Signed by

Anna Maria Bedford (Duchess of Bedford).
Olivia Cecilia Cowley (Countess Cowley).
Constance Grosvenor (Countess Grosvenor).
Harriet Sutherland (Duchess of Sutherland).
Elizabeth Argyll (Duchess of Argyll).
Elizabeth Fortescue (Countess Fortescue).
Emily Shaftesbury (Countess of Shaftesbury).
Mary Ruthven (Baroness Ruthven).
M. A. Milman (Wife of the Dean of St. Paul’s).
R. Buxton (Daughter of Sir Thomas Fowell Buxton).
Caroline Amelia Owen (Wife of Professor Owen).
Mrs. Charles Windham.
C. A. Hatherton (Baroness Hatherton).
Elizabeth Ducie (Countess Dowager of Ducie).
Cecilia Parke (Wife of Baron Parke).
Mary Ann Challis (Wife of the Lord Mayor of London).
E. Gordon (Duchess Dowager of Gordon).
Anna M. L. Melville (Daughter of Earl Leven and Melville).
Georgiana Ebrington (Lady Ebrington).
A. Hill (Viscountess Hill).
Mrs. Gobat (Wife of Bishop Gobat of Jerusalem).
E. Palmerston (Viscountess Palmerston).
and others.

A REPLY, Etc.

Sisters,

More than eight years ago, you sent to us in America a document with the above heading. It is as follows:—

“A common origin, a common faith, and, we sincerely believe, a common cause, urge us, at the present moment, to address you on the subject of that system of Negro Slavery which still prevails so extensively, and, even under kindly disposed masters, with such frightful results, in many of the vast regions of the Western world.
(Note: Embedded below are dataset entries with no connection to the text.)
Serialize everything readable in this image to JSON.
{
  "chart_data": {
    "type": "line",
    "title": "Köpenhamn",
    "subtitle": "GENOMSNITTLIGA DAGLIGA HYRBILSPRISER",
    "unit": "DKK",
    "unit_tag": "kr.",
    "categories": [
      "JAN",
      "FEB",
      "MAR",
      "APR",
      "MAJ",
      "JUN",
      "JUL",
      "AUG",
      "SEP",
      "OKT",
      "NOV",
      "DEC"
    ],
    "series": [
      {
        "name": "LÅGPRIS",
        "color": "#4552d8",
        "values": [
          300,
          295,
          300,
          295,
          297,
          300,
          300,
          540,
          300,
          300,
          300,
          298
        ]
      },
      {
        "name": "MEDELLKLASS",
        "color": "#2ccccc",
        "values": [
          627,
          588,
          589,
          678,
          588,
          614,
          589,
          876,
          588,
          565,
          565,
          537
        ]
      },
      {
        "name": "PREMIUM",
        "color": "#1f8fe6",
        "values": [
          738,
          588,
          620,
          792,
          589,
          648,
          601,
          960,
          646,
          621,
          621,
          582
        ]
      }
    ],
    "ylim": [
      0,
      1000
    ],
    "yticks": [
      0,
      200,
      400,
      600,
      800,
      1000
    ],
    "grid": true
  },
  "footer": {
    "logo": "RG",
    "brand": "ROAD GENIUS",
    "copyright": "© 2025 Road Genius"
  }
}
“We will not dwell on the ordinary topics,—on the progress of civilization, on the advance of freedom everywhere, on the rights and requirements of the nineteenth century; but we appeal to you very seriously to reflect and to ask counsel of God how far such a state of things is in accordance with His Holy Word, the inalienable rights of immortal souls, and the pure and merciful spirit of the Christian religion. We do not shut our eyes to the difficulties, nay, the dangers, that might beset the immediate abolition of that long-established system. We see and admit the necessity of preparation for so great an event; but, in speaking of indispensable preliminaries, we cannot be silent on those laws of your country which, in direct contravention of God’s own law, ‘instituted in the time of man’s innocency,’ deny in effect to the Slave the sanctity of marriage, with all its joys, rights, and obligations; which separate, at the will of the master, the wife from the husband and the children from the parents. Nor can we be silent on that awful system which either by statute or by custom interdicts to any race of man or any portion of the human family education in the truths of the Gospel and the ordinances of Christianity. A remedy applied to these two evils alone would commence the amelioration of their sad condition. We appeal to you, then, as sisters, as wives, and as mothers, to raise your voices to your fellow-citizens, and your prayers to God, for the removal of this affliction and disgrace from the Christian world.

“We do not say these things in a spirit of self-complacency, as though our nation were free from the guilt it perceives in others.